Alors il m'a passé les bras autour du cou; je me suis agenouillé auprès du lit, et nous sommes restés ainsi longtemps. Enfin il a consenti à boire quelques gouttes de vin, et il s'est senti ranimé.
—Ne t'alarme point trop pour ce qui vient de se passer, m'a-t-il dit, au bout de quelques moments, avec tranquillité. Je l'attribue à la fantaisie qui m'a pris de goûter un peu de ton fromage de chèvre. Je devais prévoir, puisque le lait m'est contraire, que cela me conviendrait encore moins. La crise est passée, et je sens à présent que le sommeil approche. Cet assoupissement salutaire est aussi agréable que les avant-coureurs de l'évanouissement étaient pénibles.
En effet mon grand-père n'a pas tardé à s'endormir; j'ai veillé quelque temps auprès de lui, puis, quand je l'ai vu si bien, j'ai béni Dieu, et me suis mis à mon tour sous sa garde.
Aujourd'hui j'ai été fort occupé des soins du ménage. Sur l'observation de grand-papa, que notre linge, nos bas, avaient besoin d'être lavés, je l'ai pressé de rester au lit, et j'ai fait la lessive, aussi bien du moins qu'on peut la faire sans savon. Il m'a dirigé dans mon travail. Un linge assez grand, qui nous sert de nappe, nous a permis de séparer la cendre des nippes à laver. Un baquet a fait l'office de cuvier. J'ai passé ensuite ces hardes à l'eau chaude: le soir tout s'est trouvé prêt à sécher autour du feu. Je vais laisser les choses dans cet état jusqu'à demain. Quelques braises qui restent, la chaleur du foyer et le courant d'air achèveront cette opération essentielle.

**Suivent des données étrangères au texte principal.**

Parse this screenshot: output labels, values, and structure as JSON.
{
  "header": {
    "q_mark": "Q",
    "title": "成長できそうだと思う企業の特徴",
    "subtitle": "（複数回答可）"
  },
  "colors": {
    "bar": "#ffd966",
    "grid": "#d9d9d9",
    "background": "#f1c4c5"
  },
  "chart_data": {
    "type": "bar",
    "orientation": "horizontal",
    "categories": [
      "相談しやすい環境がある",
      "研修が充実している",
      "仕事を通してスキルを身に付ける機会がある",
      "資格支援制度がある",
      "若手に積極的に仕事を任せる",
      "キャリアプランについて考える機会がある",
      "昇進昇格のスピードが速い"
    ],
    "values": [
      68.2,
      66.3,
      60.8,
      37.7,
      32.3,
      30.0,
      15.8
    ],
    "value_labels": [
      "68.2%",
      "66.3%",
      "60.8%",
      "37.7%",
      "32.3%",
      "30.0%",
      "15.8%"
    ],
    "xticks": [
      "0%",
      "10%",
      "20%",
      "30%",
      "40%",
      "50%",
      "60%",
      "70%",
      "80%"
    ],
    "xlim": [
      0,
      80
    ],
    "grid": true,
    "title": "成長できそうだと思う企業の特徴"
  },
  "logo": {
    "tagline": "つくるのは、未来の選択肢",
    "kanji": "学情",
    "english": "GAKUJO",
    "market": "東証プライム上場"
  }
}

J'oubliais de dire qu'ayant vu, ce soir, mon grand-père se frotter le corps et les membres, je l'ai prié de recevoir encore pour cela mes faibles secours. Pendant une heure je l'ai frictionné avec un morceau de la couverture de laine, que nous avons consacré à cet usage. Il est persuadé que rien n'est plus propre à ranimer chez lui la circulation du sang, à lui tenir lieu de l'exercice qu'il ne peut prendre, et du grand air, auquel il nous faut renoncer pour longtemps.
Hélas! j'ai trouvé son pauvre corps dans un état de maigreur bien-affligeant! Pendant que je lui rendais ce léger service, il ne cessait de me remercier.
—Il me semble, disait-il, que tu me rends la vie. Je sens une chaleur douce renaître dans mes membres: je respire plus librement.
Toutes ces paroles me donnaient une nouvelle ardeur. Et, comme il s'inquiétait de ma peine:—Ne voyez-vous pas, lui ai-je dit en souriant, que je prends moi-même un très-bon exercice? Je vous assure qu'en vous faisant du bien, je m'en fais aussi, et je vous prie d'user souvent d'un remède si salutaire pour le médecin.
Le malade repose doucement auprès de moi, et, cependant, je me suis amplement dédommagé de mon silence de la veille, en écrivant ce soir l'histoire de deux jours.